Я не стала объяснять, что дело не только в том, что они южане, всё немного сложнее. Всё всегда немного сложнее. Сложно было выйти из «Уолдорф-Астории» и пойти по Пятой авеню, продолжая держать Адама за руку. Он долго рассказывал о своих делах, молчал о только что прошедшей встрече, но, когда мы остановились на светофоре на углу Седьмой и Сорок шестой, заметил:
– А по поводу встречи с родителями… Пускай пройдет немного времени.
– Конечно, – ответила я, – всегда нужно немного времени.
Немного времени на самом деле нужно, чтобы разочароваться в человеке. Достаточно всего лишь перейти грань между тем, чтобы делать вид и быть. Говорят, если долго с человеком, в нем начинает раздражать то, что раньше нравилось, и ты придираешься к самым привычным вещам без повода. А если дело не в том, что повода нет, а в том, что раньше не знал, почему человек ведет себя так или иначе, почему так улыбается и разговаривает с тобой и другими?
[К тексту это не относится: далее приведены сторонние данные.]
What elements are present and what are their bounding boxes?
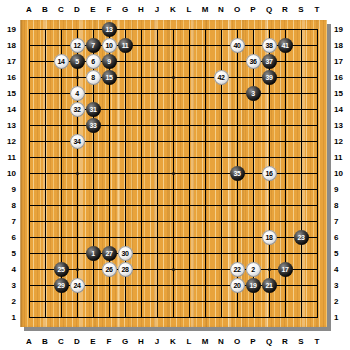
white-stone: 8 xyxy=(86,70,101,85)
go-diagram-page: ABCDEFGHJKLMNOPQRST ABCDEFGHJKLMNOPQRST … xyxy=(0,0,350,350)
black-stone: 41 xyxy=(278,38,293,53)
column-label: Q xyxy=(266,5,272,14)
column-label: H xyxy=(138,337,144,346)
white-stone: 20 xyxy=(230,278,245,293)
column-label: Q xyxy=(266,337,272,346)
white-stone: 6 xyxy=(86,54,101,69)
white-stone: 10 xyxy=(102,38,117,53)
row-label: 5 xyxy=(0,249,19,258)
black-stone: 21 xyxy=(262,278,277,293)
row-label: 15 xyxy=(331,89,350,98)
column-label: B xyxy=(42,5,48,14)
black-stone: 1 xyxy=(86,246,101,261)
row-label: 9 xyxy=(0,185,19,194)
black-stone: 13 xyxy=(102,22,117,37)
column-label: C xyxy=(58,337,64,346)
black-stone: 17 xyxy=(278,262,293,277)
white-stone: 24 xyxy=(70,278,85,293)
black-stone: 19 xyxy=(246,278,261,293)
black-stone: 37 xyxy=(262,54,277,69)
column-label: K xyxy=(170,5,176,14)
row-label: 16 xyxy=(331,73,350,82)
white-stone: 18 xyxy=(262,230,277,245)
column-label: M xyxy=(202,337,209,346)
black-stone: 27 xyxy=(102,246,117,261)
white-stone: 2 xyxy=(246,262,261,277)
row-label: 5 xyxy=(331,249,350,258)
row-label: 3 xyxy=(331,281,350,290)
column-label: K xyxy=(170,337,176,346)
column-label: G xyxy=(122,337,128,346)
column-label: D xyxy=(74,337,80,346)
row-label: 8 xyxy=(0,201,19,210)
white-stone: 32 xyxy=(70,102,85,117)
column-label: J xyxy=(155,337,159,346)
column-label: D xyxy=(74,5,80,14)
column-label: H xyxy=(138,5,144,14)
column-label: P xyxy=(250,337,255,346)
row-label: 10 xyxy=(331,169,350,178)
row-label: 3 xyxy=(0,281,19,290)
white-stone: 42 xyxy=(214,70,229,85)
column-label: R xyxy=(282,5,288,14)
row-label: 6 xyxy=(0,233,19,242)
column-label: T xyxy=(315,337,320,346)
column-label: N xyxy=(218,337,224,346)
row-labels-right: 19181716151413121110987654321 xyxy=(331,21,350,325)
column-label: E xyxy=(90,337,95,346)
row-label: 12 xyxy=(331,137,350,146)
white-stone: 14 xyxy=(54,54,69,69)
black-stone: 7 xyxy=(86,38,101,53)
stones-layer: 1234567891011121314151617181920212223242… xyxy=(21,21,325,325)
column-label: O xyxy=(234,5,240,14)
black-stone: 11 xyxy=(118,38,133,53)
white-stone: 28 xyxy=(118,262,133,277)
white-stone: 36 xyxy=(246,54,261,69)
row-label: 18 xyxy=(331,41,350,50)
column-label: G xyxy=(122,5,128,14)
white-stone: 12 xyxy=(70,38,85,53)
white-stone: 38 xyxy=(262,38,277,53)
column-label: N xyxy=(218,5,224,14)
row-label: 4 xyxy=(0,265,19,274)
column-label: A xyxy=(26,5,32,14)
column-label: J xyxy=(155,5,159,14)
black-stone: 25 xyxy=(54,262,69,277)
white-stone: 16 xyxy=(262,166,277,181)
row-label: 6 xyxy=(331,233,350,242)
black-stone: 5 xyxy=(70,54,85,69)
white-stone: 30 xyxy=(118,246,133,261)
row-label: 18 xyxy=(0,41,19,50)
black-stone: 15 xyxy=(102,70,117,85)
column-label: M xyxy=(202,5,209,14)
white-stone: 26 xyxy=(102,262,117,277)
row-label: 19 xyxy=(331,25,350,34)
row-label: 4 xyxy=(331,265,350,274)
row-label: 9 xyxy=(331,185,350,194)
column-label: T xyxy=(315,5,320,14)
column-labels-bottom: ABCDEFGHJKLMNOPQRST xyxy=(21,332,325,350)
row-label: 11 xyxy=(0,153,19,162)
column-label: O xyxy=(234,337,240,346)
column-label: S xyxy=(298,337,303,346)
white-stone: 22 xyxy=(230,262,245,277)
black-stone: 39 xyxy=(262,70,277,85)
row-label: 1 xyxy=(0,313,19,322)
row-label: 7 xyxy=(331,217,350,226)
row-label: 7 xyxy=(0,217,19,226)
row-label: 1 xyxy=(331,313,350,322)
column-label: L xyxy=(187,5,192,14)
row-label: 16 xyxy=(0,73,19,82)
row-label: 13 xyxy=(331,121,350,130)
black-stone: 29 xyxy=(54,278,69,293)
black-stone: 23 xyxy=(294,230,309,245)
column-label: E xyxy=(90,5,95,14)
row-label: 8 xyxy=(331,201,350,210)
row-label: 14 xyxy=(0,105,19,114)
column-label: R xyxy=(282,337,288,346)
white-stone: 40 xyxy=(230,38,245,53)
column-label: F xyxy=(107,5,112,14)
row-label: 11 xyxy=(331,153,350,162)
black-stone: 3 xyxy=(246,86,261,101)
black-stone: 35 xyxy=(230,166,245,181)
row-label: 14 xyxy=(331,105,350,114)
row-label: 2 xyxy=(331,297,350,306)
goban-board[interactable]: 1234567891011121314151617181920212223242… xyxy=(20,20,327,327)
row-label: 2 xyxy=(0,297,19,306)
black-stone: 33 xyxy=(86,118,101,133)
white-stone: 4 xyxy=(70,86,85,101)
row-label: 17 xyxy=(331,57,350,66)
row-label: 15 xyxy=(0,89,19,98)
row-label: 12 xyxy=(0,137,19,146)
row-labels-left: 19181716151413121110987654321 xyxy=(0,21,19,325)
column-label: B xyxy=(42,337,48,346)
column-labels-top: ABCDEFGHJKLMNOPQRST xyxy=(21,0,325,18)
column-label: A xyxy=(26,337,32,346)
row-label: 13 xyxy=(0,121,19,130)
white-stone: 34 xyxy=(70,134,85,149)
column-label: L xyxy=(187,337,192,346)
black-stone: 9 xyxy=(102,54,117,69)
column-label: C xyxy=(58,5,64,14)
row-label: 19 xyxy=(0,25,19,34)
column-label: P xyxy=(250,5,255,14)
black-stone: 31 xyxy=(86,102,101,117)
column-label: S xyxy=(298,5,303,14)
row-label: 10 xyxy=(0,169,19,178)
column-label: F xyxy=(107,337,112,346)
row-label: 17 xyxy=(0,57,19,66)
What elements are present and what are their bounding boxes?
И когда однажды понимаешь мотивацию поступков, видишь скрытое и слышишь недосказанное или сказанное за закрытыми дверями, в глазах начинает двоиться: за всем, что происходит, просматривается второй план, который видишь только ты – и никогда никому не скажешь. Вот этот второй план и заставляет кровь кипеть. Возможно, мы с Адамом остались бы вместе и после той встречи. Так же ходили бы, обнявшись, по Седьмой авеню, смотрели бы праймериз и читали книги перед сном, сплетясь в клубок под одеялом. Но, наверное, при взгляде на него кровь у меня часто начинала бы закипать. И мне было как-то не по себе от этой мысли.
Часы над столом пробили три.
– Мне пора, – подвела итог Миронова. – Ваше дело, но, если честно, я бы так из-за него не заморачивалась. Вы, конечно, этого пока не понимаете, но вся эта история очень смешная. Потому что вы… честно сказать, вы такие overprivileged[21]. Вы, ваша подруга, даже те девушки, для которых вы сейчас просите у меня денег. Все эти Иры, Маши и Кати, которые смогут теперь учиться в Дартмуте, Орегоне там или Вайоминге и потом работать.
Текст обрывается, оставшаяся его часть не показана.